On 2nd February 2016, the EU Commission published a cash-restricting Action Plan to 'step up the fight against the financing of terrorism'.
Within the document, the EU Commission proposed that the European Parliament and Council further explore the scope of an existing legislation controlling large amounts of cash entering or leaving the EU. It suggests upper limits to cash payments and restrictions on the use of high denomination notes, particularly the EUR 500 note.
This is worrying because there is no evidence to suggest that restricting cash will stop crime or fight terrorism. For more, read our White Paper on Keeping Cash: Assesing the Arguments about Cash and Crime.
Payments in cash are widely used in the financing of terrorist activities. EU legislation sets controls on persons carrying cash equal to or in excess of €10,000 entering or leaving the EU. An evaluation carried out by the Commission has pointed to the need to extend the scope of this Regulation, to include cash shipped in post and freight shipments and to allow the authorities to act upon lower amounts of cash where there are suspicions of illicit activity.
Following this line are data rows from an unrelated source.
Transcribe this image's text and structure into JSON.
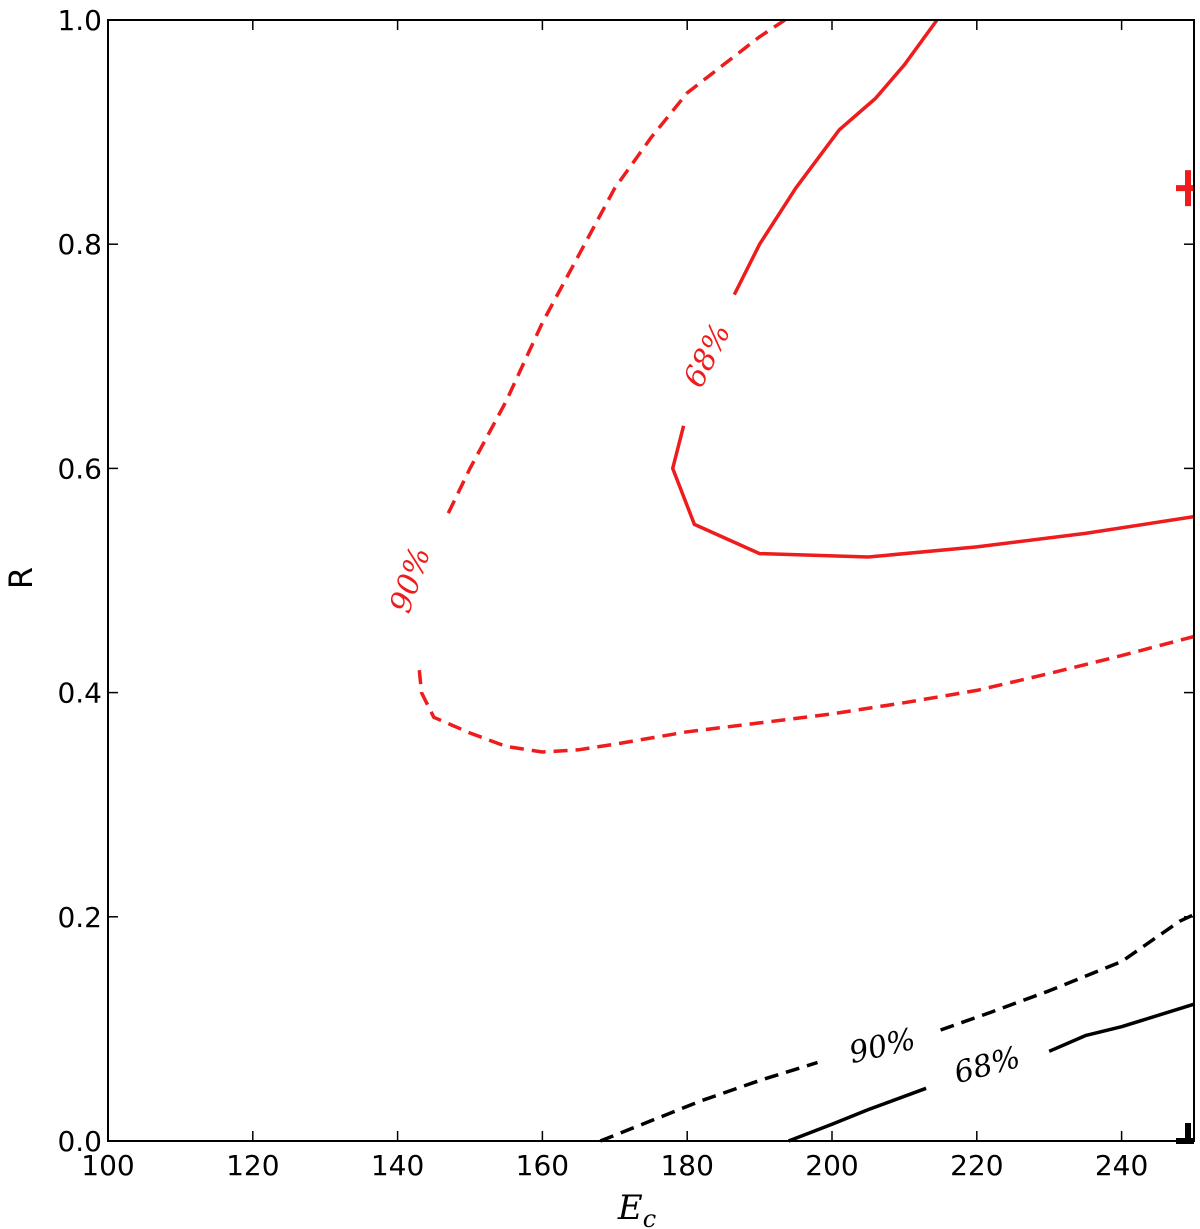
{
  "chart_data": {
    "type": "line",
    "title": "",
    "xlabel": "E",
    "xlabel_subscript": "c",
    "ylabel": "R",
    "xlim": [
      100,
      250
    ],
    "ylim": [
      0,
      1
    ],
    "x_ticks": [
      100,
      120,
      140,
      160,
      180,
      200,
      220,
      240
    ],
    "x_tick_labels": [
      "100",
      "120",
      "140",
      "160",
      "180",
      "200",
      "220",
      "240"
    ],
    "y_ticks": [
      0.0,
      0.2,
      0.4,
      0.6,
      0.8,
      1.0
    ],
    "y_tick_labels": [
      "0.0",
      "0.2",
      "0.4",
      "0.6",
      "0.8",
      "1.0"
    ],
    "grid": false,
    "colors": {
      "red": "#ee1c1c",
      "black": "#000000"
    },
    "series": [
      {
        "color": "red",
        "style": "dashed",
        "segments": [
          [
            [
              143,
              0.42
            ],
            [
              143.3,
              0.4
            ],
            [
              145,
              0.378
            ],
            [
              150,
              0.364
            ],
            [
              155,
              0.352
            ],
            [
              160,
              0.347
            ],
            [
              165,
              0.349
            ],
            [
              170,
              0.354
            ],
            [
              180,
              0.365
            ],
            [
              190,
              0.373
            ],
            [
              200,
              0.381
            ],
            [
              210,
              0.391
            ],
            [
              220,
              0.402
            ],
            [
              230,
              0.417
            ],
            [
              240,
              0.433
            ],
            [
              250,
              0.45
            ]
          ],
          [
            [
              147,
              0.56
            ],
            [
              150,
              0.6
            ],
            [
              155,
              0.66
            ],
            [
              160,
              0.73
            ],
            [
              165,
              0.79
            ],
            [
              170,
              0.85
            ],
            [
              175,
              0.895
            ],
            [
              180,
              0.935
            ],
            [
              185,
              0.96
            ],
            [
              190,
              0.985
            ],
            [
              193.5,
              1.0
            ]
          ]
        ]
      },
      {
        "color": "red",
        "style": "solid",
        "segments": [
          [
            [
              179.5,
              0.638
            ],
            [
              178,
              0.6
            ],
            [
              181,
              0.55
            ],
            [
              190,
              0.524
            ],
            [
              205,
              0.521
            ],
            [
              220,
              0.53
            ],
            [
              235,
              0.542
            ],
            [
              250,
              0.557
            ]
          ],
          [
            [
              186.5,
              0.755
            ],
            [
              190,
              0.8
            ],
            [
              195,
              0.85
            ],
            [
              201,
              0.902
            ],
            [
              206,
              0.93
            ],
            [
              210,
              0.96
            ],
            [
              214.5,
              1.0
            ]
          ]
        ]
      },
      {
        "color": "black",
        "style": "dashed",
        "segments": [
          [
            [
              168,
              0.0
            ],
            [
              175,
              0.018
            ],
            [
              182,
              0.036
            ],
            [
              190,
              0.054
            ],
            [
              198,
              0.07
            ]
          ],
          [
            [
              215,
              0.099
            ],
            [
              222,
              0.115
            ],
            [
              230,
              0.134
            ],
            [
              240,
              0.16
            ],
            [
              248,
              0.196
            ],
            [
              250,
              0.202
            ]
          ]
        ]
      },
      {
        "color": "black",
        "style": "solid",
        "segments": [
          [
            [
              194,
              0.0
            ],
            [
              200,
              0.015
            ],
            [
              205,
              0.028
            ],
            [
              213,
              0.047
            ]
          ],
          [
            [
              230,
              0.08
            ],
            [
              235,
              0.094
            ],
            [
              240,
              0.102
            ],
            [
              250,
              0.122
            ]
          ]
        ]
      }
    ],
    "contour_labels": [
      {
        "text": "90%",
        "color": "red",
        "x": 142,
        "y": 0.5,
        "angle": -71
      },
      {
        "text": "68%",
        "color": "red",
        "x": 183,
        "y": 0.7,
        "angle": -63
      },
      {
        "text": "90%",
        "color": "black",
        "x": 207,
        "y": 0.083,
        "angle": -13
      },
      {
        "text": "68%",
        "color": "black",
        "x": 221.5,
        "y": 0.066,
        "angle": -15
      }
    ],
    "markers": [
      {
        "color": "red",
        "x": 250,
        "y": 0.85
      },
      {
        "color": "black",
        "x": 250,
        "y": 0.0
      }
    ]
  }
}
Action could also be taken to include precious metals and potentially other highly liquid high-value commodities. In this context, the relevance of potential upper limits to cash payments could also be explored. Several Member States have in place prohibitions for cash payments above a specific threshold.
Beyond the use of cash in general, the use of high denomination notes, in particular the EUR 500 note, is a problem reported by law enforcement authorities. These notes are in high demand among criminal elements who engage in physical transportation of cash due to their high value and low volume. The Commission will work with the European Central Bank, Europol and other relevant parties on this matter.